“While the cosmetics industry is working towards reducing or removing unnecessary packaging, and the adoption of reuse and refill models where appropriate, the challenge of certain types of cosmetic packaging not being recycled must be addressed,” said CTPA  in a call to action about packaging waste. The organisation considers that, as far as cosmetic packaging is concerned, the ultimate goal of the industry should be that none ends up as waste.
To discuss the issue, CTPA held a stakeholder roundtable on Monday 15 November 2021. The meeting was attended by industry representatives, Resources and Waste Minister at the Department for Environment, Food and Rural Affairs (Defra), Jo Churchill, Defra officials, representatives from WRAP UK, a charity which works with governments, businesses and individuals to promote sustainability, OPRL, an NGO that aims to encourage packaging reuse and material recycling, the Flexible Plastic Fund and Terracycle.
Industry-wide takeback schemes for packaging
Take-back schemes, refill and reuse systems and dedicated collection points emerged as key topics during the discussion.
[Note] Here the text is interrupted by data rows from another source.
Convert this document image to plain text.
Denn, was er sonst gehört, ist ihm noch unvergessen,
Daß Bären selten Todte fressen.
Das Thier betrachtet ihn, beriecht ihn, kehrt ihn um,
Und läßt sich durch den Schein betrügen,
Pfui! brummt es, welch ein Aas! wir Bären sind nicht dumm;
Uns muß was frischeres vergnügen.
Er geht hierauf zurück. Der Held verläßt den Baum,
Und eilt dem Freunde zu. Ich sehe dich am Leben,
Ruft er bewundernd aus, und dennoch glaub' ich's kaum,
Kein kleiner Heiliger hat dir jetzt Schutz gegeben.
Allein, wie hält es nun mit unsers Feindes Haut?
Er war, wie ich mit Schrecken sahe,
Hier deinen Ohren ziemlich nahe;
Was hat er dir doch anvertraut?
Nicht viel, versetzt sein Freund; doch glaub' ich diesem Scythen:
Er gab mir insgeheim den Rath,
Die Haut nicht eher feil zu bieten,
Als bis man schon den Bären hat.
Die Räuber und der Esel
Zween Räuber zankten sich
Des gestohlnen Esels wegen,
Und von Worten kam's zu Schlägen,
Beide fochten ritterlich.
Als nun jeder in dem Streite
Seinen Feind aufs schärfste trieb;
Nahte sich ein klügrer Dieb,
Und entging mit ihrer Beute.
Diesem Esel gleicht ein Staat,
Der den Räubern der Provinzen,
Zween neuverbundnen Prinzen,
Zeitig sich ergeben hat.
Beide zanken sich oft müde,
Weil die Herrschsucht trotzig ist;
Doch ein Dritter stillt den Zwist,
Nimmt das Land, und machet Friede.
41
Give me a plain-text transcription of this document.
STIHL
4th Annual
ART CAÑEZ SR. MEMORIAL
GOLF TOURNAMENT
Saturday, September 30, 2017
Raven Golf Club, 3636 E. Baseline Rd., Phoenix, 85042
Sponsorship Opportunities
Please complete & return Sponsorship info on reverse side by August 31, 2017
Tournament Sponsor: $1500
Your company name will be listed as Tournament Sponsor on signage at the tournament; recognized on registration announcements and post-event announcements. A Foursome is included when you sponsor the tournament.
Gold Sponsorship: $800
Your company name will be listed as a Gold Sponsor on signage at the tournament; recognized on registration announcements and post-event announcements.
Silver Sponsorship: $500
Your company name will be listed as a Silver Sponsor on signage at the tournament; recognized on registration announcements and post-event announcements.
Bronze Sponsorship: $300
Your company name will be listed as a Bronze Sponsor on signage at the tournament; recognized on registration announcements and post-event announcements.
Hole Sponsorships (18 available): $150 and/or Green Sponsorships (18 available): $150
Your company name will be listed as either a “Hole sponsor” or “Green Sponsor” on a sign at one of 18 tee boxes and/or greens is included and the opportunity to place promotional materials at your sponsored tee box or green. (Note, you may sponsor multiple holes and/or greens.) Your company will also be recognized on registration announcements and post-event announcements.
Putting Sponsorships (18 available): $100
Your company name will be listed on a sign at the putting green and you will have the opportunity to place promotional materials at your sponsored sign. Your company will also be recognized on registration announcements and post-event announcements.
The CTPA recognised that these models should exist on a larger, industry-wide scale to increase awareness and recover more packaging.
“As an industry we have to recognise that a lot of our packaging is not recycled, so the onus is on us to be responsible and develop solutions to reduce the amount of waste. Take-back schemes could be a major step in helping to achieve this and there was huge appetite at the roundtable to drive this forward,” said Dr Emma Meredith, Director-General of CTPA.
Partnership with WRAP
In light of the conclusions made at the roundtable, the CTPA joined forces with the Recycle Now team at WRAP to add information on how to recycle cosmetics packaging to its Recycling Locator tool. The digital platform helps consumers to locate nearby recycling stations in order to dispose of their beauty items in the most effective way. The aim is to increase the number of cosmetic brands that are highlighting this opportunity to their consumers.
“For citizens any recycling scheme needs to be easy to use, they need to be motivated to use it and they need to know where to recycle. We are very pleased to be supporting citizens to do this through our Recycling Locator and working with the CTPA to increase awareness of the take back schemes currently available,” said Sarah Clayton, Head of Citizen Behaviour Change at WRAP UK.
The Recycling Locator Tool is already up and running with brands adding the locations for their schemes.
However, Clayton highlighted that instore take back schemes can only go so far in helping to avoid packaging going to landfill. “Reuse and refill options, eliminating packaging where it is not necessary as well as more packaging that uses widely recyclable materials are all key steps that need further future investigation in order to move towards a sustainable circular economy,” she added.
Resources and Waste Minister at Defra, Jo Churchill, meanwhile, said that: “All sectors of the economy are now changing how they design their products and I am looking forward to the cosmetics industry leading the way and driving further innovation in their ambition to cut waste.”